The only thing that the American Lung Association is protecting is smoking and continued tobacco use. They lobbied for a policy that actually inhibits the transition away from tobacco products and helps to preserve cigarette sales and cigarette company profits.

Jacob Sullum succinctly summarized the problem in a column last week at Forbes.com:  

"The Food and Drug Administration’s e-cigarette regulations, which took effect this week, immediately struck two blows against public health. As of Monday, companies that sell vaping equipment and the fluids that fill them are forbidden to share potentially lifesaving information about those products with their customers. They are also forbidden to make their products safer, more convenient, or more pleasant to use. The FDA’s censorship and its ban on innovation will discourage smokers from switching to vaping, even though that switch would dramatically reduce the health risks they face. That effect will be compounded by the FDA’s requirement that manufacturers obtain its approval for any vaping products they want to keep on the market for longer than two years. The cost of meeting that requirement will force many companies out of business and force those that remain to shrink their offerings, dramatically reducing competition and variety. All of this is unambiguously bad for consumers and bad for public health." 
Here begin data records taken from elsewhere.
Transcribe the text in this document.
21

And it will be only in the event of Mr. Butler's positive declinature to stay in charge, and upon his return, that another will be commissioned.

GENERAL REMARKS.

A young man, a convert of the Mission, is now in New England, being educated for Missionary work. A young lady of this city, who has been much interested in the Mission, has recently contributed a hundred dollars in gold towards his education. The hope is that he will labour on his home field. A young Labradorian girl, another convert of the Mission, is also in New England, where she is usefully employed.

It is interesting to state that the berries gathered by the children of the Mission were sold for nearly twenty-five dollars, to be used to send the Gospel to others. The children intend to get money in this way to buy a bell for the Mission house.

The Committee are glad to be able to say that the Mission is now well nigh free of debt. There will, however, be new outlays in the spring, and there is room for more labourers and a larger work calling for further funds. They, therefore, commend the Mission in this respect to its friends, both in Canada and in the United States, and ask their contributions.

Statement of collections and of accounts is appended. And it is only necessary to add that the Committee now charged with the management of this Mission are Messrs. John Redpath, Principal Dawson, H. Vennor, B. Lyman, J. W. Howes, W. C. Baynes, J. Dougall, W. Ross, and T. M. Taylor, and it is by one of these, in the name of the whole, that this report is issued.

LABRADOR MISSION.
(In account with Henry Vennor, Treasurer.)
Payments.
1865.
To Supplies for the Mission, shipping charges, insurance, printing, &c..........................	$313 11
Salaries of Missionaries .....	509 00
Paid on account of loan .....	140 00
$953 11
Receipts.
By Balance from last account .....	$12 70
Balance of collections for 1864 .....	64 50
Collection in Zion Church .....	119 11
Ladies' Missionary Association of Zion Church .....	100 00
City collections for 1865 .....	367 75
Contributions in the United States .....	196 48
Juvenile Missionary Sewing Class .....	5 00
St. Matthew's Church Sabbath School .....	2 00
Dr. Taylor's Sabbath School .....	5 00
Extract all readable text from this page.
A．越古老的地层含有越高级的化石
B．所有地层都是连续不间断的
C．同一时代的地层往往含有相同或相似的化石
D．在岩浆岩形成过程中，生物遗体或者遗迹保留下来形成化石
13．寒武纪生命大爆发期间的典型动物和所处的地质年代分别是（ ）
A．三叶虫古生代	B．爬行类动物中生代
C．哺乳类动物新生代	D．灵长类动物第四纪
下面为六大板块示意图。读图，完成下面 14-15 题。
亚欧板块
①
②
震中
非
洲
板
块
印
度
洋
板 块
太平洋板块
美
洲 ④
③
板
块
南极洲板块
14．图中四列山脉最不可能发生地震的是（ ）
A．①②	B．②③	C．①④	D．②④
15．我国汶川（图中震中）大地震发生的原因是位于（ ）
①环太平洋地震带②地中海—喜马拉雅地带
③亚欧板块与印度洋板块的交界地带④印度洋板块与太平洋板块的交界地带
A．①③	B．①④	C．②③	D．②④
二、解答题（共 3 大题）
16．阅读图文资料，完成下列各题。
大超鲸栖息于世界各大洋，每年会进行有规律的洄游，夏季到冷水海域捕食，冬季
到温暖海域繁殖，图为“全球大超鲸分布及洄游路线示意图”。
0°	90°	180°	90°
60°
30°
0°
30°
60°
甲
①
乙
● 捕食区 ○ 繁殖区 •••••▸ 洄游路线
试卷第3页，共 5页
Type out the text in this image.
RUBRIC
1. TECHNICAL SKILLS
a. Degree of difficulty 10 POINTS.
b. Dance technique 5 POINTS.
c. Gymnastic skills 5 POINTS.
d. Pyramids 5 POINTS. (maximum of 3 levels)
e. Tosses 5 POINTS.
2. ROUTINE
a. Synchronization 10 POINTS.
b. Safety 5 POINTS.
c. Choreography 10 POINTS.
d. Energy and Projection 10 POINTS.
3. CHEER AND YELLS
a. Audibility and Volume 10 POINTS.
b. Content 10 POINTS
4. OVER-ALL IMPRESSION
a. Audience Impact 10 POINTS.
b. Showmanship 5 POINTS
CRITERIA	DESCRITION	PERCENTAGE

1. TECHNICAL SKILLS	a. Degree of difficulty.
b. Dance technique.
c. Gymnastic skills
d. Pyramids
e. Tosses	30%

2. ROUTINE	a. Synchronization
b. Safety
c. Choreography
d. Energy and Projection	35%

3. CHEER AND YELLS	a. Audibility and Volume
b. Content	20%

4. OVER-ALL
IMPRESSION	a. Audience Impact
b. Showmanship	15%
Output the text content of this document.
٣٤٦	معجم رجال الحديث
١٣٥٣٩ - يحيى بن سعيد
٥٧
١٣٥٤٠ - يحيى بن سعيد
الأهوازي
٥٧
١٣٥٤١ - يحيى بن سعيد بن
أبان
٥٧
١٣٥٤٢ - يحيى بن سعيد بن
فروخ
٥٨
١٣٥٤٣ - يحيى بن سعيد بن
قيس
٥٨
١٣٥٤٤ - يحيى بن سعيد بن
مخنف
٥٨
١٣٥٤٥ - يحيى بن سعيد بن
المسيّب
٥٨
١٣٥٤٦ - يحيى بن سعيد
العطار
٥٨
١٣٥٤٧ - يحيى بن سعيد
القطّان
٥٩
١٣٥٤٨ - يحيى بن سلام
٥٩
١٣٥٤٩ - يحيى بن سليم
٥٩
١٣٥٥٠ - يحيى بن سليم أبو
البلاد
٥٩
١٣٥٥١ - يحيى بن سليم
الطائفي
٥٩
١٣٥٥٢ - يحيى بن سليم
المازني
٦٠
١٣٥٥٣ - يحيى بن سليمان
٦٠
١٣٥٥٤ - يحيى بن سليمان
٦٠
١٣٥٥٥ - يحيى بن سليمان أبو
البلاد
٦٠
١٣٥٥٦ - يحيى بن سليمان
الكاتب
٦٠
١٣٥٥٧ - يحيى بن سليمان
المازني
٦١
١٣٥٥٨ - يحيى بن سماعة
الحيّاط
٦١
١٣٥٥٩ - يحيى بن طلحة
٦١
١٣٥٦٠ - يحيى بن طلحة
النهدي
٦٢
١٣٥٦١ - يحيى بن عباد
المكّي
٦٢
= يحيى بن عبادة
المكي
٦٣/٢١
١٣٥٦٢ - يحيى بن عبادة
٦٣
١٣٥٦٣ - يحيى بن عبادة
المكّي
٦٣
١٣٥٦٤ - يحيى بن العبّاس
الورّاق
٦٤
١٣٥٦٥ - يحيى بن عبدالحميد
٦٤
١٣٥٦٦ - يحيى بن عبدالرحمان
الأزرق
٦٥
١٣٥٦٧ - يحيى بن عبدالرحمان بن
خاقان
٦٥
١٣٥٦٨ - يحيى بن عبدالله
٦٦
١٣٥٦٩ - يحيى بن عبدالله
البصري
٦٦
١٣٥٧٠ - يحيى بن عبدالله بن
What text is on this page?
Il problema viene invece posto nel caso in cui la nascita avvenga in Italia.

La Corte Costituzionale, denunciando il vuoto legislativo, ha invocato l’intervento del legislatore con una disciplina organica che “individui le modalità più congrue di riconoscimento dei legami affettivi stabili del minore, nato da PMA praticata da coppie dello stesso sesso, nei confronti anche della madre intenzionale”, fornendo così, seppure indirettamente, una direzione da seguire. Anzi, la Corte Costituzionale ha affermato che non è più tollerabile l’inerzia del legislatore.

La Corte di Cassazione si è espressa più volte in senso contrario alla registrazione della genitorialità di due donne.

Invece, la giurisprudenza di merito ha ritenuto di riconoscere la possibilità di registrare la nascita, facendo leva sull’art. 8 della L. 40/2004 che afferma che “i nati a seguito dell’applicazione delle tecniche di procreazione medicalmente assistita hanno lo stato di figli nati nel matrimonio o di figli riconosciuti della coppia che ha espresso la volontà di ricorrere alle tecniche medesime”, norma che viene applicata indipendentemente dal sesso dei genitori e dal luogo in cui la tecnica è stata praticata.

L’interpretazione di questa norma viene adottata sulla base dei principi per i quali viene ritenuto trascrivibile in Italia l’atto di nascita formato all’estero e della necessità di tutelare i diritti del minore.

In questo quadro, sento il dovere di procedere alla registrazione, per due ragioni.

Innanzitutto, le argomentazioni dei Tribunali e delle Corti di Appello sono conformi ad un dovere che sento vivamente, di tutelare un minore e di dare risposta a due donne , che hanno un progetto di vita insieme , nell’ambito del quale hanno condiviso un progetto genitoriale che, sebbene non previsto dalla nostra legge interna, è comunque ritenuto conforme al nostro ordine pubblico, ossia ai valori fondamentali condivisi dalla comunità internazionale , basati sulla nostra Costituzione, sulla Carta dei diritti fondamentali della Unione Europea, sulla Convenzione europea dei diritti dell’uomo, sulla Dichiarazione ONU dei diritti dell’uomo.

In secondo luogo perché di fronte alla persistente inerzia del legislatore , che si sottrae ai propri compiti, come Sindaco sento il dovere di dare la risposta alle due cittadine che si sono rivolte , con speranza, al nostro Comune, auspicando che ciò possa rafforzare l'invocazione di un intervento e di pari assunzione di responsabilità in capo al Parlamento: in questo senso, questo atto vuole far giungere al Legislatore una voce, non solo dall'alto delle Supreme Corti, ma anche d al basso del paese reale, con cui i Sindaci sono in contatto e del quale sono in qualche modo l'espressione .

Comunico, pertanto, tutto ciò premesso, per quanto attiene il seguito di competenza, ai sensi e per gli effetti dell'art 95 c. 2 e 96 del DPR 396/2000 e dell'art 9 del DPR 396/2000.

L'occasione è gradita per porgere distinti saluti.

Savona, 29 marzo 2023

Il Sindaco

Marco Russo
The rest of the story is that e-cigarettes pose such a threat to the paradigm of tobacco control advocacy that national organizations like the American Lung Association have completely lost their judgment. The sheer fear of a non-tobacco-containing product that could provide satisfaction to smokers without killing them is too much to bear. Ironically, it is the efficacy and health advantages of e-cigarettes that represent the greatest perceived threat to the survival of the mantra of groups like the American Lung Association. And they are fighting to protect that mantra, even at the expense of abandoning the fight against tobacco-related disease and death.